997 Views Asked by At

I have a spark cluster setup with 1 master node and 2 worker nodes. I am running a pyspark application in this spark standalone cluster where I have a job to write the transformed data into Mysql database.

So, I have a question here whether writing to database is done by driver or executor? Because when writing to a textfile, it's done by driver since my output file gets created in driver

Updated

Adding below the code I have used to write to a text file

from pyspark import SparkConf,SparkContext
if __name__ =="__main__":
    sc = SparkContext(master = "spark://IP:PORT",appName='word_count_application')
    words = sc.textFile("book_2.txt")
    word_count = words.flatMap(lambda a : a.split(" ")).map(lambda a : (a,1)).reduceByKey(lambda a,b : a+b)
    word_count.saveAsTextFile("book2_output.txt")
2

There are 2 best solutions below

3
On

If the writing is done using dataset/datafame api like this:

df.write.csv("...")

Then it's done by the executors, that why in spark we have multiple files in the output because each executor will write each partition defined inside it.

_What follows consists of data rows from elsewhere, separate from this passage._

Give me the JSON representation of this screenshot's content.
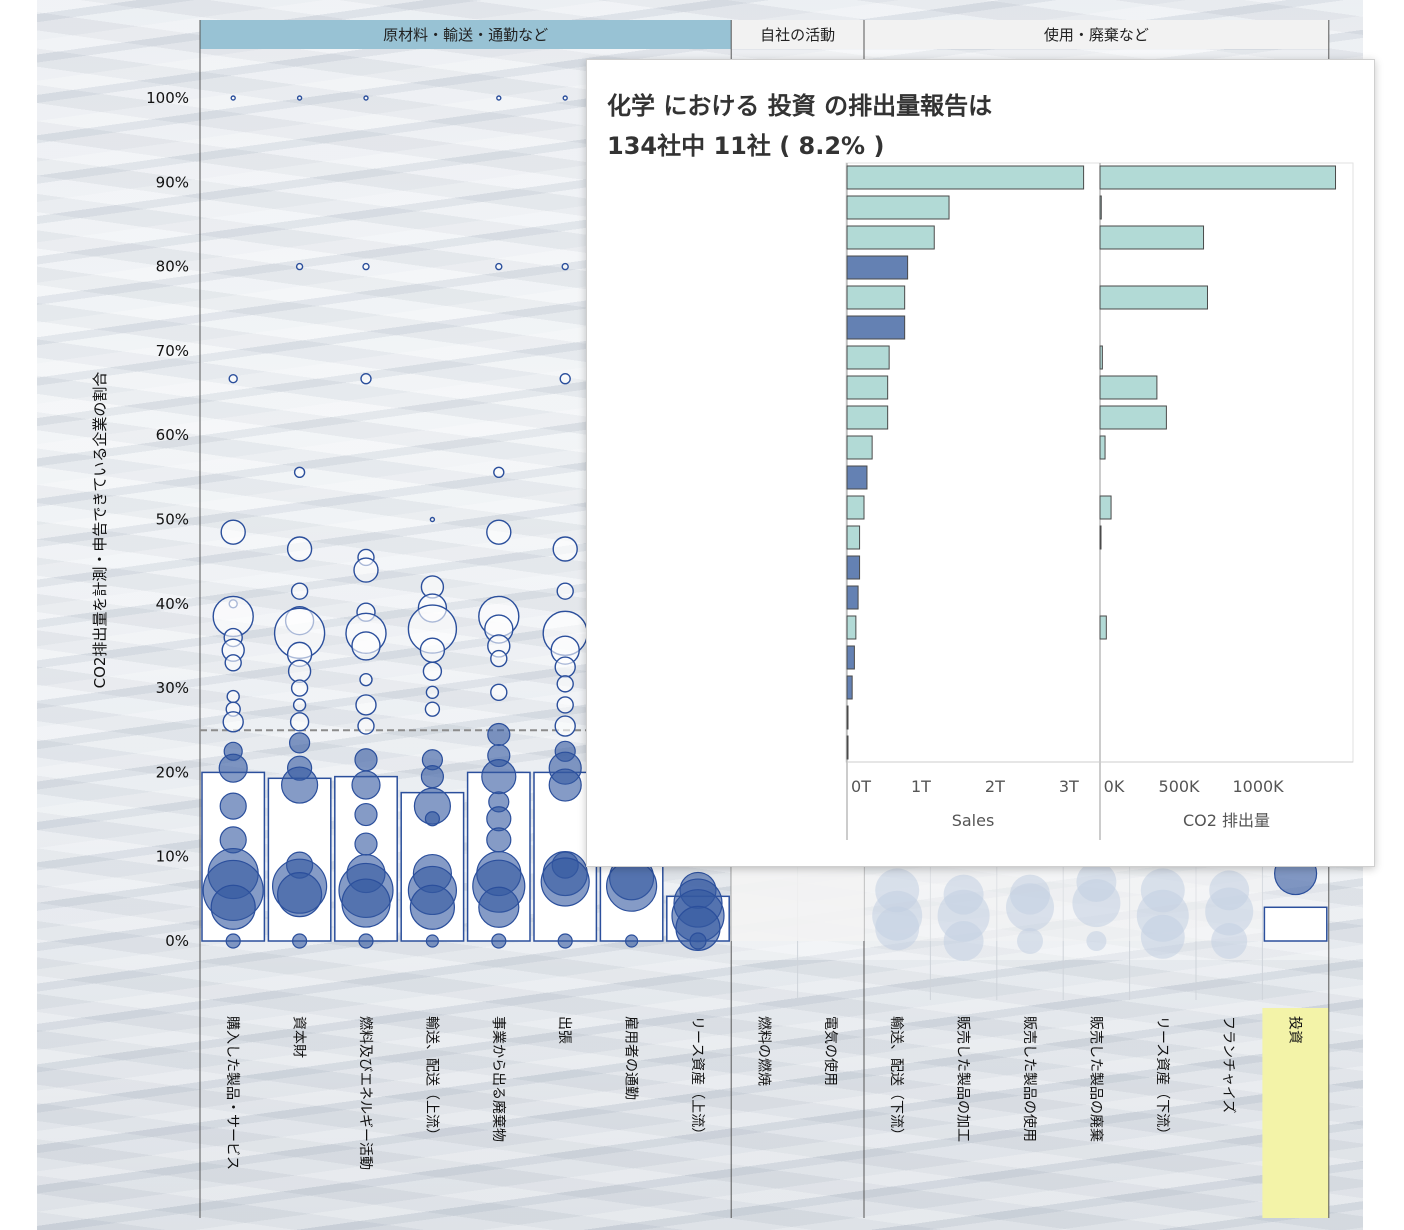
{
  "background_color": "#dfe4ea",
  "header_colors": {
    "upstream": "#98c2d4",
    "company": "#f2f2f2",
    "downstream": "#f2f2f2"
  },
  "headers": {
    "upstream": "原材料・輸送・通勤など",
    "company": "自社の活動",
    "downstream": "使用・廃棄など"
  },
  "y_axis": {
    "label": "CO2排出量を計測・申告できている企業の割合",
    "ticks": [
      "0%",
      "10%",
      "20%",
      "30%",
      "40%",
      "50%",
      "60%",
      "70%",
      "80%",
      "90%",
      "100%"
    ]
  },
  "categories": [
    "購入した製品・サービス",
    "資本財",
    "燃料及びエネルギー活動",
    "輸送、配送（上流）",
    "事業から出る廃棄物",
    "出張",
    "雇用者の通勤",
    "リース資産（上流）",
    "燃料の燃焼",
    "電気の使用",
    "輸送、配送（下流）",
    "販売した製品の加工",
    "販売した製品の使用",
    "販売した製品の廃棄",
    "リース資産（下流）",
    "フランチャイズ",
    "投資"
  ],
  "highlighted_category": "投資",
  "highlight_color": "#f3f3a8",
  "colors": {
    "reported": "#3358a0",
    "unreported": "#ffffff",
    "circle_stroke": "#2b4f9c",
    "bar_light": "#b2dad6",
    "bar_dark": "#6481b3",
    "reference_line": "#8c8c8c"
  },
  "chart_data": {
    "type": "scatter",
    "title": "",
    "xlabel": "",
    "ylabel": "CO2排出量を計測・申告できている企業の割合",
    "ylim": [
      0,
      1.05
    ],
    "reference_line": 0.25,
    "bar_values": [
      0.2,
      0.193,
      0.195,
      0.176,
      0.2,
      0.2,
      0.09,
      0.053,
      0.0,
      0.0,
      0.0,
      0.0,
      0.0,
      0.0,
      0.0,
      0.0,
      0.04
    ],
    "points": [
      {
        "cat": 0,
        "y": 1.0,
        "r": 2
      },
      {
        "cat": 0,
        "y": 0.667,
        "r": 4
      },
      {
        "cat": 0,
        "y": 0.485,
        "r": 12
      },
      {
        "cat": 0,
        "y": 0.4,
        "r": 4
      },
      {
        "cat": 0,
        "y": 0.385,
        "r": 20
      },
      {
        "cat": 0,
        "y": 0.36,
        "r": 9
      },
      {
        "cat": 0,
        "y": 0.345,
        "r": 11
      },
      {
        "cat": 0,
        "y": 0.33,
        "r": 8
      },
      {
        "cat": 0,
        "y": 0.29,
        "r": 6
      },
      {
        "cat": 0,
        "y": 0.275,
        "r": 7
      },
      {
        "cat": 0,
        "y": 0.26,
        "r": 10
      },
      {
        "cat": 0,
        "y": 0.225,
        "r": 9,
        "filled": true
      },
      {
        "cat": 0,
        "y": 0.205,
        "r": 14,
        "filled": true
      },
      {
        "cat": 0,
        "y": 0.16,
        "r": 13,
        "filled": true
      },
      {
        "cat": 0,
        "y": 0.12,
        "r": 13,
        "filled": true
      },
      {
        "cat": 0,
        "y": 0.08,
        "r": 25,
        "filled": true
      },
      {
        "cat": 0,
        "y": 0.06,
        "r": 30,
        "filled": true
      },
      {
        "cat": 0,
        "y": 0.04,
        "r": 22,
        "filled": true
      },
      {
        "cat": 0,
        "y": 0.0,
        "r": 7,
        "filled": true
      },
      {
        "cat": 1,
        "y": 1.0,
        "r": 2
      },
      {
        "cat": 1,
        "y": 0.8,
        "r": 3
      },
      {
        "cat": 1,
        "y": 0.556,
        "r": 5
      },
      {
        "cat": 1,
        "y": 0.465,
        "r": 12
      },
      {
        "cat": 1,
        "y": 0.415,
        "r": 8
      },
      {
        "cat": 1,
        "y": 0.38,
        "r": 14
      },
      {
        "cat": 1,
        "y": 0.365,
        "r": 25
      },
      {
        "cat": 1,
        "y": 0.34,
        "r": 12
      },
      {
        "cat": 1,
        "y": 0.32,
        "r": 11
      },
      {
        "cat": 1,
        "y": 0.3,
        "r": 8
      },
      {
        "cat": 1,
        "y": 0.28,
        "r": 6
      },
      {
        "cat": 1,
        "y": 0.26,
        "r": 9
      },
      {
        "cat": 1,
        "y": 0.235,
        "r": 10,
        "filled": true
      },
      {
        "cat": 1,
        "y": 0.205,
        "r": 12,
        "filled": true
      },
      {
        "cat": 1,
        "y": 0.185,
        "r": 18,
        "filled": true
      },
      {
        "cat": 1,
        "y": 0.09,
        "r": 13,
        "filled": true
      },
      {
        "cat": 1,
        "y": 0.065,
        "r": 27,
        "filled": true
      },
      {
        "cat": 1,
        "y": 0.055,
        "r": 22,
        "filled": true
      },
      {
        "cat": 1,
        "y": 0.0,
        "r": 7,
        "filled": true
      },
      {
        "cat": 2,
        "y": 1.0,
        "r": 2
      },
      {
        "cat": 2,
        "y": 0.8,
        "r": 3
      },
      {
        "cat": 2,
        "y": 0.667,
        "r": 5
      },
      {
        "cat": 2,
        "y": 0.455,
        "r": 8
      },
      {
        "cat": 2,
        "y": 0.44,
        "r": 12
      },
      {
        "cat": 2,
        "y": 0.39,
        "r": 9
      },
      {
        "cat": 2,
        "y": 0.365,
        "r": 20
      },
      {
        "cat": 2,
        "y": 0.35,
        "r": 14
      },
      {
        "cat": 2,
        "y": 0.31,
        "r": 6
      },
      {
        "cat": 2,
        "y": 0.28,
        "r": 10
      },
      {
        "cat": 2,
        "y": 0.255,
        "r": 8
      },
      {
        "cat": 2,
        "y": 0.215,
        "r": 11,
        "filled": true
      },
      {
        "cat": 2,
        "y": 0.185,
        "r": 14,
        "filled": true
      },
      {
        "cat": 2,
        "y": 0.15,
        "r": 11,
        "filled": true
      },
      {
        "cat": 2,
        "y": 0.115,
        "r": 11,
        "filled": true
      },
      {
        "cat": 2,
        "y": 0.08,
        "r": 19,
        "filled": true
      },
      {
        "cat": 2,
        "y": 0.06,
        "r": 27,
        "filled": true
      },
      {
        "cat": 2,
        "y": 0.045,
        "r": 24,
        "filled": true
      },
      {
        "cat": 2,
        "y": 0.0,
        "r": 7,
        "filled": true
      },
      {
        "cat": 3,
        "y": 0.5,
        "r": 2
      },
      {
        "cat": 3,
        "y": 0.42,
        "r": 11
      },
      {
        "cat": 3,
        "y": 0.395,
        "r": 14
      },
      {
        "cat": 3,
        "y": 0.37,
        "r": 24
      },
      {
        "cat": 3,
        "y": 0.345,
        "r": 12
      },
      {
        "cat": 3,
        "y": 0.32,
        "r": 9
      },
      {
        "cat": 3,
        "y": 0.295,
        "r": 6
      },
      {
        "cat": 3,
        "y": 0.275,
        "r": 7
      },
      {
        "cat": 3,
        "y": 0.215,
        "r": 10,
        "filled": true
      },
      {
        "cat": 3,
        "y": 0.195,
        "r": 11,
        "filled": true
      },
      {
        "cat": 3,
        "y": 0.16,
        "r": 18,
        "filled": true
      },
      {
        "cat": 3,
        "y": 0.145,
        "r": 7,
        "filled": true
      },
      {
        "cat": 3,
        "y": 0.08,
        "r": 19,
        "filled": true
      },
      {
        "cat": 3,
        "y": 0.06,
        "r": 24,
        "filled": true
      },
      {
        "cat": 3,
        "y": 0.04,
        "r": 22,
        "filled": true
      },
      {
        "cat": 3,
        "y": 0.0,
        "r": 6,
        "filled": true
      },
      {
        "cat": 4,
        "y": 1.0,
        "r": 2
      },
      {
        "cat": 4,
        "y": 0.8,
        "r": 3
      },
      {
        "cat": 4,
        "y": 0.556,
        "r": 5
      },
      {
        "cat": 4,
        "y": 0.485,
        "r": 12
      },
      {
        "cat": 4,
        "y": 0.385,
        "r": 20
      },
      {
        "cat": 4,
        "y": 0.37,
        "r": 14
      },
      {
        "cat": 4,
        "y": 0.35,
        "r": 11
      },
      {
        "cat": 4,
        "y": 0.335,
        "r": 8
      },
      {
        "cat": 4,
        "y": 0.295,
        "r": 8
      },
      {
        "cat": 4,
        "y": 0.245,
        "r": 11,
        "filled": true
      },
      {
        "cat": 4,
        "y": 0.22,
        "r": 11,
        "filled": true
      },
      {
        "cat": 4,
        "y": 0.195,
        "r": 17,
        "filled": true
      },
      {
        "cat": 4,
        "y": 0.165,
        "r": 10,
        "filled": true
      },
      {
        "cat": 4,
        "y": 0.145,
        "r": 12,
        "filled": true
      },
      {
        "cat": 4,
        "y": 0.12,
        "r": 12,
        "filled": true
      },
      {
        "cat": 4,
        "y": 0.08,
        "r": 22,
        "filled": true
      },
      {
        "cat": 4,
        "y": 0.065,
        "r": 26,
        "filled": true
      },
      {
        "cat": 4,
        "y": 0.04,
        "r": 20,
        "filled": true
      },
      {
        "cat": 4,
        "y": 0.0,
        "r": 7,
        "filled": true
      },
      {
        "cat": 5,
        "y": 1.0,
        "r": 2
      },
      {
        "cat": 5,
        "y": 0.8,
        "r": 3
      },
      {
        "cat": 5,
        "y": 0.667,
        "r": 5
      },
      {
        "cat": 5,
        "y": 0.465,
        "r": 12
      },
      {
        "cat": 5,
        "y": 0.415,
        "r": 8
      },
      {
        "cat": 5,
        "y": 0.365,
        "r": 22
      },
      {
        "cat": 5,
        "y": 0.345,
        "r": 14
      },
      {
        "cat": 5,
        "y": 0.325,
        "r": 10
      },
      {
        "cat": 5,
        "y": 0.305,
        "r": 8
      },
      {
        "cat": 5,
        "y": 0.28,
        "r": 8
      },
      {
        "cat": 5,
        "y": 0.255,
        "r": 10
      },
      {
        "cat": 5,
        "y": 0.225,
        "r": 10,
        "filled": true
      },
      {
        "cat": 5,
        "y": 0.205,
        "r": 16,
        "filled": true
      },
      {
        "cat": 5,
        "y": 0.185,
        "r": 16,
        "filled": true
      },
      {
        "cat": 5,
        "y": 0.09,
        "r": 13,
        "filled": true
      },
      {
        "cat": 5,
        "y": 0.08,
        "r": 22,
        "filled": true
      },
      {
        "cat": 5,
        "y": 0.07,
        "r": 24,
        "filled": true
      },
      {
        "cat": 5,
        "y": 0.0,
        "r": 7,
        "filled": true
      },
      {
        "cat": 6,
        "y": 0.075,
        "r": 22,
        "filled": true
      },
      {
        "cat": 6,
        "y": 0.065,
        "r": 25,
        "filled": true
      },
      {
        "cat": 6,
        "y": 0.0,
        "r": 6,
        "filled": true
      },
      {
        "cat": 7,
        "y": 0.06,
        "r": 18,
        "filled": true
      },
      {
        "cat": 7,
        "y": 0.045,
        "r": 24,
        "filled": true
      },
      {
        "cat": 7,
        "y": 0.03,
        "r": 26,
        "filled": true
      },
      {
        "cat": 7,
        "y": 0.015,
        "r": 22,
        "filled": true
      },
      {
        "cat": 7,
        "y": 0.0,
        "r": 8,
        "filled": true
      },
      {
        "cat": 10,
        "y": 0.06,
        "r": 22,
        "faded": true
      },
      {
        "cat": 10,
        "y": 0.03,
        "r": 25,
        "faded": true
      },
      {
        "cat": 10,
        "y": 0.015,
        "r": 22,
        "faded": true
      },
      {
        "cat": 11,
        "y": 0.055,
        "r": 20,
        "faded": true
      },
      {
        "cat": 11,
        "y": 0.03,
        "r": 26,
        "faded": true
      },
      {
        "cat": 11,
        "y": 0.0,
        "r": 20,
        "faded": true
      },
      {
        "cat": 12,
        "y": 0.055,
        "r": 20,
        "faded": true
      },
      {
        "cat": 12,
        "y": 0.04,
        "r": 24,
        "faded": true
      },
      {
        "cat": 12,
        "y": 0.0,
        "r": 13,
        "faded": true
      },
      {
        "cat": 13,
        "y": 0.07,
        "r": 20,
        "faded": true
      },
      {
        "cat": 13,
        "y": 0.045,
        "r": 24,
        "faded": true
      },
      {
        "cat": 13,
        "y": 0.0,
        "r": 10,
        "faded": true
      },
      {
        "cat": 14,
        "y": 0.06,
        "r": 22,
        "faded": true
      },
      {
        "cat": 14,
        "y": 0.03,
        "r": 26,
        "faded": true
      },
      {
        "cat": 14,
        "y": 0.005,
        "r": 22,
        "faded": true
      },
      {
        "cat": 15,
        "y": 0.06,
        "r": 20,
        "faded": true
      },
      {
        "cat": 15,
        "y": 0.035,
        "r": 24,
        "faded": true
      },
      {
        "cat": 15,
        "y": 0.0,
        "r": 18,
        "faded": true
      },
      {
        "cat": 16,
        "y": 0.08,
        "r": 21,
        "filled": true
      }
    ]
  },
  "tooltip": {
    "title_line1": "化学 における 投資 の排出量報告は",
    "title_line2": "134社中 11社 ( 8.2% )",
    "chart_data": {
      "type": "bar",
      "panels": [
        {
          "xlabel": "Sales",
          "ticks": [
            "0T",
            "1T",
            "2T",
            "3T"
          ],
          "tick_values": [
            0,
            1,
            2,
            3
          ],
          "xmax": 3.3
        },
        {
          "xlabel": "CO2 排出量",
          "ticks": [
            "0K",
            "500K",
            "1000K"
          ],
          "tick_values": [
            0,
            500,
            1000
          ],
          "xmax": 1550
        }
      ],
      "rows": [
        {
          "sales": 3.2,
          "co2": 1490,
          "dark": false
        },
        {
          "sales": 1.38,
          "co2": 8,
          "dark": false
        },
        {
          "sales": 1.18,
          "co2": 655,
          "dark": false
        },
        {
          "sales": 0.82,
          "co2": null,
          "dark": true
        },
        {
          "sales": 0.78,
          "co2": 680,
          "dark": false
        },
        {
          "sales": 0.78,
          "co2": null,
          "dark": true
        },
        {
          "sales": 0.57,
          "co2": 15,
          "dark": false
        },
        {
          "sales": 0.55,
          "co2": 360,
          "dark": false
        },
        {
          "sales": 0.55,
          "co2": 420,
          "dark": false
        },
        {
          "sales": 0.34,
          "co2": 32,
          "dark": false
        },
        {
          "sales": 0.27,
          "co2": null,
          "dark": true
        },
        {
          "sales": 0.23,
          "co2": 70,
          "dark": false
        },
        {
          "sales": 0.17,
          "co2": 6,
          "dark": false
        },
        {
          "sales": 0.17,
          "co2": null,
          "dark": true
        },
        {
          "sales": 0.15,
          "co2": null,
          "dark": true
        },
        {
          "sales": 0.12,
          "co2": 40,
          "dark": false
        },
        {
          "sales": 0.1,
          "co2": null,
          "dark": true
        },
        {
          "sales": 0.07,
          "co2": null,
          "dark": true
        },
        {
          "sales": 0.01,
          "co2": null,
          "dark": true
        },
        {
          "sales": 0.005,
          "co2": null,
          "dark": true
        }
      ]
    }
  }
}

The driver is used for scheduling work across the executors, and not for doing the actual work ( reading, transforming and writing) which will be done by the executors

0
On

saveAsTextFile() is distributed, each executor is writing files. Your driver will never write any files since, as @Abdennacer Lachiheb already mentioned, it is responsible for scheduling, the Spark UI and more.

Your path is referring to a local file system, so your files are not getting saved on your driver, but on the machine your driver runs. The path could also be an object storage like S3 or HDFS.